Creio que as bajudas da Guiné eram, e são, jovens de uma pura e exímia beleza. Estas fotos, e as suas legendas, são da autoria de Tiago Costa e Joaquim Costa e revelam uma sensibilidade sublime de uma mulher cujo olhar seria, no fundo, motivo para o saudoso Leonardo Da Vinci dela se encantar e originar mais uma magnifica tecla do seu excelente espólio, como se depreende do texto do nosso camarada Luís Graça.

Além do mais, temos uma extraordinária informação do nosso amigo Cherno Baldé, um homem que bem conhece a natureza das etnias guineenses e que fala (e escreve) com elevada exatidão dos seus concidadãos.

Zé Saúde

O olhar desta mulher/bajuda bijagó tem um louvável encanto e, sobretudo, uma digna ternura. Bem-haja aqueles que “da lei da morte se vão libertando” e trazendo a todos camaradas a exemplaridade de jovens guineenses que outrora conhecemos em tempo de guerra, mas hoje de liberdade.

Tabanca Grande Luís Graça disse...

Zé, obrigado pelo teu comentário, tu, que como a maior parte de nós, jovens na "flor da idade", fomos sensíveis à beleza e à sensualidade da mulher guineense...Para mim, esta linda bijagó de Bubaque (terra que infelizmente não tive tempo de conhecer, a não ser também através das belas fotos do meu filho, que lá passou um fim de semana, 11/13 de dezembro de 2009)... mete a "pálida e aristocrática" Giaconda a um canto...
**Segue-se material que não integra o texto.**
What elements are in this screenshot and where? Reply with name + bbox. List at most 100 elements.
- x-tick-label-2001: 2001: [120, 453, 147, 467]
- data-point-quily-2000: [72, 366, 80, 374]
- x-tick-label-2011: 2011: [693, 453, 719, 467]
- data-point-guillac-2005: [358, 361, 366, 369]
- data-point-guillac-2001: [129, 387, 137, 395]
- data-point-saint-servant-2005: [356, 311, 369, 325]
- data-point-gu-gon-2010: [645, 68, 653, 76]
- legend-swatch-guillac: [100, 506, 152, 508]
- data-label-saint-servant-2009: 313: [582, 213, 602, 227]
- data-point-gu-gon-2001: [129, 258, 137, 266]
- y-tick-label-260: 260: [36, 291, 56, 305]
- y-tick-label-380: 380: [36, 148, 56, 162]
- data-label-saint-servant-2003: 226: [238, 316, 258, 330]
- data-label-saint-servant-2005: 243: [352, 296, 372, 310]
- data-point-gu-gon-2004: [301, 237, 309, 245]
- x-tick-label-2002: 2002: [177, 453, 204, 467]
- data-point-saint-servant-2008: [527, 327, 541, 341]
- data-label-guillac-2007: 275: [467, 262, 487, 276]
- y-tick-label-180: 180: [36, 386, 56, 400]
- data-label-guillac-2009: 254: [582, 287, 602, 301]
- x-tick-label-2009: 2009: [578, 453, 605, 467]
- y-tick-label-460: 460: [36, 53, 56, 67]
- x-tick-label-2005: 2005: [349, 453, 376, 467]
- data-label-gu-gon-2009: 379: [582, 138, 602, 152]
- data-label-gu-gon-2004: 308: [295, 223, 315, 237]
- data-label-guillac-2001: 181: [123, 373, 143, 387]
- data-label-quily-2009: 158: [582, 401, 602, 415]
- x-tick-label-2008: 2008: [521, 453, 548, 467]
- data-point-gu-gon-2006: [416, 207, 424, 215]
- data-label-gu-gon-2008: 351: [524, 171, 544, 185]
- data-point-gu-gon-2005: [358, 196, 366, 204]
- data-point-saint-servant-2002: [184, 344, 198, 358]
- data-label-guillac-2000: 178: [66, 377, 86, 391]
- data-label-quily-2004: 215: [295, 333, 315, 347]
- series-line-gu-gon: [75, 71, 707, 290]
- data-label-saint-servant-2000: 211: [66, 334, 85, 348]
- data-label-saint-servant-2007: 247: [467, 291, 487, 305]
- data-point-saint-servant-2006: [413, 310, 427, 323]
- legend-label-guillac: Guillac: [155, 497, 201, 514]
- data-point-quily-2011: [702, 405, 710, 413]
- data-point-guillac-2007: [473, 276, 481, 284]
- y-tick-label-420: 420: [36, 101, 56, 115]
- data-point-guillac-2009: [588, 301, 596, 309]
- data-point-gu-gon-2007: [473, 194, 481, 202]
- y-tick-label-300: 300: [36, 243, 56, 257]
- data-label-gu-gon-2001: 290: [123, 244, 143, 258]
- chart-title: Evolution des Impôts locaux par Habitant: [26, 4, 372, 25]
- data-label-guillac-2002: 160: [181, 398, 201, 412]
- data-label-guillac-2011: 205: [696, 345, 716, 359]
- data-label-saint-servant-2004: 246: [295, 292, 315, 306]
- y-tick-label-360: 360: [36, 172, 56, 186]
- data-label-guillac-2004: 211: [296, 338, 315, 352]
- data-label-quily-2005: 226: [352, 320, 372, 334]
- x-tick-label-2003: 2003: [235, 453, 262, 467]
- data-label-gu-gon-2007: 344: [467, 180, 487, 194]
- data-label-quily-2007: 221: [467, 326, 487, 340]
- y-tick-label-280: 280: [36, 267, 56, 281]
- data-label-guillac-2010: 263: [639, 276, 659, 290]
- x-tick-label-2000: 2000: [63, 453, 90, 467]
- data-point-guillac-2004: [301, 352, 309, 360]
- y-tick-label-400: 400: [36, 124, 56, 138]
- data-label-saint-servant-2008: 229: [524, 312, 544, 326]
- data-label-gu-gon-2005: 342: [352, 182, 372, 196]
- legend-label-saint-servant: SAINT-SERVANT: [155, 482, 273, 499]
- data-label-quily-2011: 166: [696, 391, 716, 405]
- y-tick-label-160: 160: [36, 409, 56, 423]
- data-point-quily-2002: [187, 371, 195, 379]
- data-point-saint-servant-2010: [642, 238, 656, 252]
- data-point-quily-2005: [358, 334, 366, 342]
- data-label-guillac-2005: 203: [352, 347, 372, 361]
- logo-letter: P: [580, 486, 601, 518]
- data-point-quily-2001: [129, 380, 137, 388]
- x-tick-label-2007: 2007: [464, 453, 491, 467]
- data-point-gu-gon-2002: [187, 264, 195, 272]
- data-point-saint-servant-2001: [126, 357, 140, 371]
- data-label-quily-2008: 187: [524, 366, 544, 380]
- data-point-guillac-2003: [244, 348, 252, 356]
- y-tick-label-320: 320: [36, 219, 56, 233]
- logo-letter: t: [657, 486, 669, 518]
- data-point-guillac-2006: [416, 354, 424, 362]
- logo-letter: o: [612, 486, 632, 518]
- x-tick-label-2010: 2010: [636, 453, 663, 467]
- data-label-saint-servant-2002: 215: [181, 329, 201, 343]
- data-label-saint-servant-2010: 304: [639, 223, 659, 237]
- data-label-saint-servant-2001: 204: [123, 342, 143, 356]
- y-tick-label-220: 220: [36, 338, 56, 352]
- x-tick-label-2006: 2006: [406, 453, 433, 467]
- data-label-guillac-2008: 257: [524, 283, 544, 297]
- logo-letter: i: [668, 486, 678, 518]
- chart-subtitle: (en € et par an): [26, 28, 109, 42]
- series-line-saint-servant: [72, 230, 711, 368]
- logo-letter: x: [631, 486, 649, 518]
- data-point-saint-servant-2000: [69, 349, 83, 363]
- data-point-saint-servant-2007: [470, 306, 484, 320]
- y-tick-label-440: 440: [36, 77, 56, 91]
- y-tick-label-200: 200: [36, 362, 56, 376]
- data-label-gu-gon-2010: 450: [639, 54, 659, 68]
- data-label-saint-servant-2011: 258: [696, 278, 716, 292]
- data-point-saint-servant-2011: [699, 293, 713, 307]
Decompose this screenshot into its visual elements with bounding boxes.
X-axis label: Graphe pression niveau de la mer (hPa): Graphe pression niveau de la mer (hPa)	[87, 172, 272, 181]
https://blogueforanadaevaotres.blogspot.com/2011/03/guine-6374-p7931-notas-fotocaligraficas.html

https://blogueforanadaevaotres.blogspot.com/2011/03/guine-6374-p8005-notas-fotocaligraficas.html

https://blogueforanadaevaotres.blogspot.com/2011/04/guine-6374-p8043-notas-fotocaligraficas.html

Hélder Valério disse...

Acho que, no essencial, o mais importante que esta(s) foto(s) nos mostra(m) está já bem caracterizado.
Considero que tudo o que foi dito, o foi com a propósito e só posso concordar.